カラブリア風ドルチ・ディ・パスクア(4人分:直径25㎝のタルト型1台分)

・小麦粉500g
・ぬるま湯(約50度)220ml
・卵9個(4個生地用、5個飾りつけ用):常温に戻しておく
・グラニュー糖120g
・イースト5.5g
・ラード80g
・塩適宜
・バター適宜
・粉砂糖適宜

作り方

  1. 大きなボウルに小麦粉250gを入れ、指で軽く真ん中に穴をあけておく。(写真a 参照)
  2. 1であけた穴にイースト、50度のぬるま湯を半量入れて混ぜる。

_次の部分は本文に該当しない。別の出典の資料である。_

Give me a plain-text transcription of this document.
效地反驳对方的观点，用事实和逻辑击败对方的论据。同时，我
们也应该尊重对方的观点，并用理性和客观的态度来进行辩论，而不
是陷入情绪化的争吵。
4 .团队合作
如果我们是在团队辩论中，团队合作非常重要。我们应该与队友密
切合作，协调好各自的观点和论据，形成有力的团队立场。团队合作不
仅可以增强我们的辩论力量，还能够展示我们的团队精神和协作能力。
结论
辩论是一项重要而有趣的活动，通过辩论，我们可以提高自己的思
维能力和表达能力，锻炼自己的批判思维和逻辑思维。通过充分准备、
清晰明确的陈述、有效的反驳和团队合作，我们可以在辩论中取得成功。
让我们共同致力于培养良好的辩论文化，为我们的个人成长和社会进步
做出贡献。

残りのぬるま湯を加え、さらに混ぜる。(写真b,c 参照)
  3. 写真dのようになったら、タオルと生地がくっつかないように小麦粉(分量外)を軽く表面に振りかけ、タオルをかけて室温のオーブンの中で約1時間醗酵させる。(写真d,e 参照)
  4. 2倍の大きさほどに生地が膨らんだら、小麦粉250gを加えて軽く混ぜ合わせる。(写真f,g 参照)
  5. 真ん中に生地用の卵4個、グラニュー糖、塩少々、ラードを加える。手で全体が均等になるように混ぜ合わせる。(写真h,i 参照)
  6. 生地を寝かせた後ボウルからスムーズに取り出しまとまりよくするため、また表面の乾燥を防ぐため、小麦粉(分量外)をつけた両手で生地を取り上げ、生地全体の表面にまぶせていく。柔らかいので素早く回しながら、小麦粉を足してつけていくのがコツ。(写真j 参照)
  7. 生地を馴染ませるため、1時間寝かせる(タオルやラップはかぶせる必要なし)。
  8. バターを型に塗る。(写真k 参照)
  9. 生地をボウルから型に置き、中央から外側に向かってフラットになるよう、手で小麦粉を極少量軽く表面に馴染ませながら形を整え、余分な生地は切り取る。(写真l 参照)
  10. 9で外側の端に余った生地をデコレーション用に使用するので、細く切っておく。(写真m 参照)
  11. 表面に軽くナイフで切り込みを入れ、常温に戻しておいた生のままの卵をのせていく。(写真n,o 参照)
  12. 10の生地でデコレーションしていく。(写真p 参照)
  13. 表面に小麦粉があるとオーブンで焼く際に焦げやすくなるので、ティッシュなどで軽く取り払っておく。前もって200度で余熱しておいたオーブンで焼く。
  14. こまめにチェックしながら、竹串などで刺して中まで焼けたら取り出す。(目安約15~20分)。粉砂糖をふるいで振って完成!(写真q 参照)
  • a. 小麦粉の真ん中に指で穴をあける
  • b. イーストとぬるま湯半分を入れて混ぜる
  • c. 残りのぬるま湯を入れて混ぜる
  • d. ひとまとまりにする
  • e. 室温で1時間置く
  • f. 2倍の大きさになった状態
  • g. 小麦粉を加える
  • h. 卵、ラード、塩、グラニュー糖を加える
  • i. 手で混ぜ合わせる
  • j. 全体を小麦粉で覆い1時間置く
  • k. バターを型に塗る
  • l. 生地を型に入れて形を整える
  • m. 余った生地を細く切る
  • n. ナイフで切り口を入れる
  • o. 卵をのせる
  • p. 細長い生地でデコレーションし、オーブンで焼く
  • q. 中まで焼けたら粉砂糖をふって完成

お料理ポイント

「レモンやオレンジの皮を細かく刻んで、5の際に生地に混ぜると爽やかな味わいになるわよ」とマリアさん。また、7で寝かせた後の生地を細長く切り、三つ編みやハート、バタフライなど色々な形にアレンジしたり、カラースプレーのチョコものせたりと、楽しみながらつくれるレシピ。